Le Dr Marc Ruel : l’avancement des soins et de la recherche en chirurgie cardiaque

21 février 2013

Le 1er janvier 2013, le Dr Marc Ruel a pris ses fonctions de chef de la Division de chirurgie cardiaque de l’Institut de cardiologie de l’Université d’Ottawa (ICUO), succédant au Dr Thierry Mesana qui dirigeait cette division depuis 2001.

Depuis son arrivée à l’ICUO en 2002, le Dr Ruel fait figure de pionnier et de défenseur de la chirurgie cardiaque à effraction minimale. Il a d’ailleurs formé des chirurgiens provenant de toute l’Amérique du Nord et d’ailleurs dans le monde à sa technique de pontage aortocoronarien à effraction minimale.

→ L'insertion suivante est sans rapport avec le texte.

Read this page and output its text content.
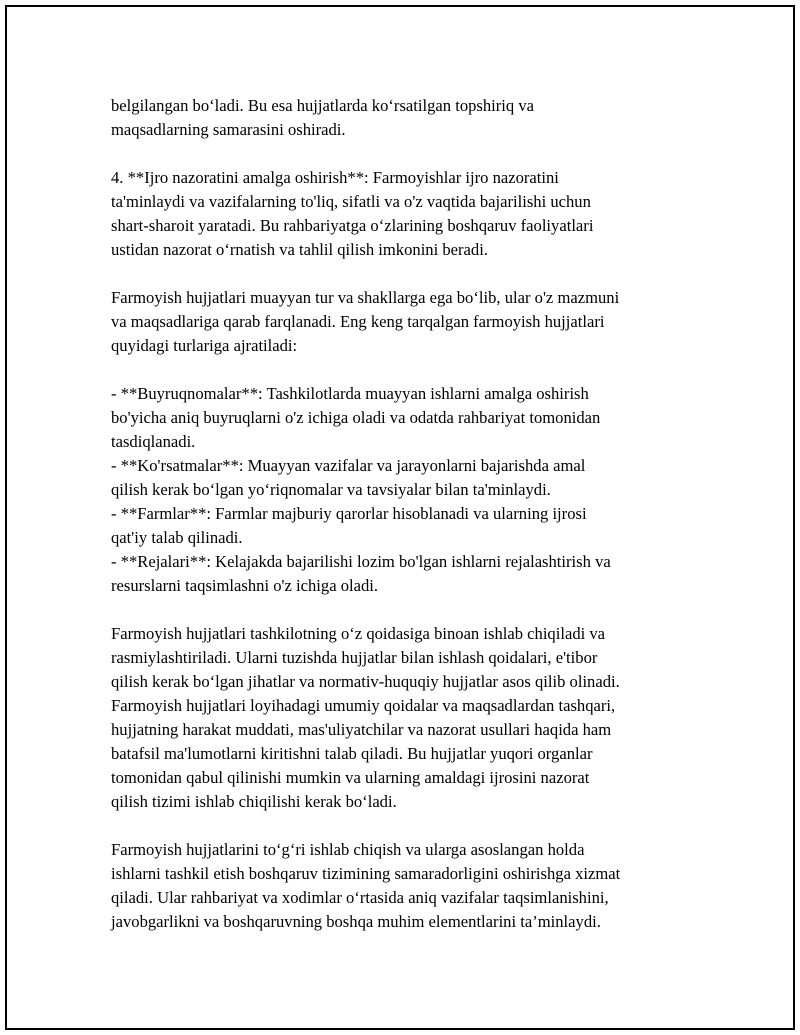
belgilangan bo‘ladi. Bu esa hujjatlarda ko‘rsatilgan topshiriq va
maqsadlarning samarasini oshiradi.
4. **Ijro nazoratini amalga oshirish**: Farmoyishlar ijro nazoratini
ta'minlaydi va vazifalarning to'liq, sifatli va o'z vaqtida bajarilishi uchun
shart-sharoit yaratadi. Bu rahbariyatga o‘zlarining boshqaruv faoliyatlari
ustidan nazorat o‘rnatish va tahlil qilish imkonini beradi.
Farmoyish hujjatlari muayyan tur va shakllarga ega bo‘lib, ular o'z mazmuni
va maqsadlariga qarab farqlanadi. Eng keng tarqalgan farmoyish hujjatlari
quyidagi turlariga ajratiladi:
- **Buyruqnomalar**: Tashkilotlarda muayyan ishlarni amalga oshirish
bo'yicha aniq buyruqlarni o'z ichiga oladi va odatda rahbariyat tomonidan
tasdiqlanadi.
- **Ko'rsatmalar**: Muayyan vazifalar va jarayonlarni bajarishda amal
qilish kerak bo‘lgan yo‘riqnomalar va tavsiyalar bilan ta'minlaydi.
- **Farmlar**: Farmlar majburiy qarorlar hisoblanadi va ularning ijrosi
qat'iy talab qilinadi.
- **Rejalari**: Kelajakda bajarilishi lozim bo'lgan ishlarni rejalashtirish va
resurslarni taqsimlashni o'z ichiga oladi.
Farmoyish hujjatlari tashkilotning o‘z qoidasiga binoan ishlab chiqiladi va
rasmiylashtiriladi. Ularni tuzishda hujjatlar bilan ishlash qoidalari, e'tibor
qilish kerak bo‘lgan jihatlar va normativ-huquqiy hujjatlar asos qilib olinadi.
Farmoyish hujjatlari loyihadagi umumiy qoidalar va maqsadlardan tashqari,
hujjatning harakat muddati, mas'uliyatchilar va nazorat usullari haqida ham
batafsil ma'lumotlarni kiritishni talab qiladi. Bu hujjatlar yuqori organlar
tomonidan qabul qilinishi mumkin va ularning amaldagi ijrosini nazorat
qilish tizimi ishlab chiqilishi kerak bo‘ladi.
Farmoyish hujjatlarini to‘g‘ri ishlab chiqish va ularga asoslangan holda
ishlarni tashkil etish boshqaruv tizimining samaradorligini oshirishga xizmat
qiladi. Ular rahbariyat va xodimlar o‘rtasida aniq vazifalar taqsimlanishini,
javobgarlikni va boshqaruvning boshqa muhim elementlarini ta’minlaydi.
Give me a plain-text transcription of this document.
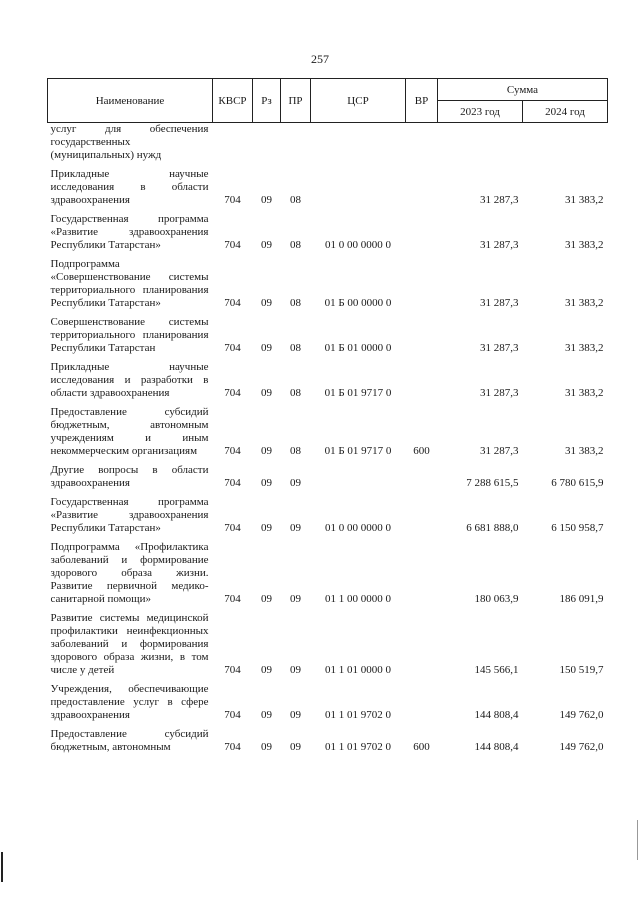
257
Наименование	КВСР	Рз	ПР	ЦСР	ВР	Сумма	
						2023 год	2024 год
услуг для обеспечения государственных (муниципальных) нужд							
Прикладные научные исследования в области здравоохранения	704	09	08			31 287,3	31 383,2
Государственная программа «Развитие здравоохранения Республики Татарстан»	704	09	08	01 0 00 0000 0		31 287,3	31 383,2
Подпрограмма «Совершенствование системы территориального планирования Республики Татарстан»	704	09	08	01 Б 00 0000 0		31 287,3	31 383,2
Совершенствование системы территориального планирования Республики Татарстан	704	09	08	01 Б 01 0000 0		31 287,3	31 383,2
Прикладные научные исследования и разработки в области здравоохранения	704	09	08	01 Б 01 9717 0		31 287,3	31 383,2
Предоставление субсидий бюджетным, автономным учреждениям и иным некоммерческим организациям	704	09	08	01 Б 01 9717 0	600	31 287,3	31 383,2
Другие вопросы в области здравоохранения	704	09	09			7 288 615,5	6 780 615,9
Государственная программа «Развитие здравоохранения Республики Татарстан»	704	09	09	01 0 00 0000 0		6 681 888,0	6 150 958,7
Подпрограмма «Профилактика заболеваний и формирование здорового образа жизни. Развитие первичной медико-санитарной помощи»	704	09	09	01 1 00 0000 0		180 063,9	186 091,9
Развитие системы медицинской профилактики неинфекционных заболеваний и формирования здорового образа жизни, в том числе у детей	704	09	09	01 1 01 0000 0		145 566,1	150 519,7
Учреждения, обеспечивающие предоставление услуг в сфере здравоохранения	704	09	09	01 1 01 9702 0		144 808,4	149 762,0
Предоставление субсидий бюджетным, автономным	704	09	09	01 1 01 9702 0	600	144 808,4	149 762,0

Lorsqu’il n’est pas en salle d’opération, le Dr Ruel se consacre à la recherche, à la tête du Laboratoire de thérapies régénératives. En collaboration avec le Laboratoire de génie tissulaire cardiovasculaire, dirigé par Erik Suuronen, Ph.D., son équipe étudie de nouvelles façons d’exploiter les cellules souches et les mécanismes d’autorégénération d’un patient pour réparer les tissus cardiaques endommagés.

Dans cette édition du bulletin The Beat, le Dr Ruel discute de l’avenir de la recherche en chirurgie cardiaque à l’ICUO, de son rôle évolutif dans les soins cardiaques et des occasions et des défis que représentent les nouvelles technologies.

Le bulletin The Beat : Comment voyez-vous l’évolution de la pratique chirurgicale à l’Institut de cardiologie au cours des prochaines années?

Dr Ruel : L’innovation technologique a eu des répercussions fabuleuses pour nous. En plus d’aider nos patients, elle nous a placés au premier plan sur la scène internationale. Nous avons parcouru le globe pour y pour enseigner des techniques opératoires que nous avons inventées ou adoptées. Nous recevons des patients de partout au pays, voire des États Unis, pour des interventions coronariennes à effraction minimale. Nous voulons absolument poursuivre dans cette voie qui enrichit notre programme et nous permet ainsi de mieux servir nos patients de même que la communauté en général.

Nous tenons en outre à offrir le meilleur enseignement possible aux médecins qui viennent à l’ICUO pour se former à de nouvelles techniques chirurgicales. C’est une contribution à moyen terme qui nous tient à cœur. En résumé, l’excellence clinique procure des bienfaits à court terme, la recherche des bienfaits à long terme et l’éducation des bienfaits à moyen terme plus généraux. Les résidents, les boursiers et les chirurgiens étrangers formés à l’ICUO retournent dans leurs établissements pour offrir des soins à la fine pointe à leurs patients. Cela fait partie de notre mission.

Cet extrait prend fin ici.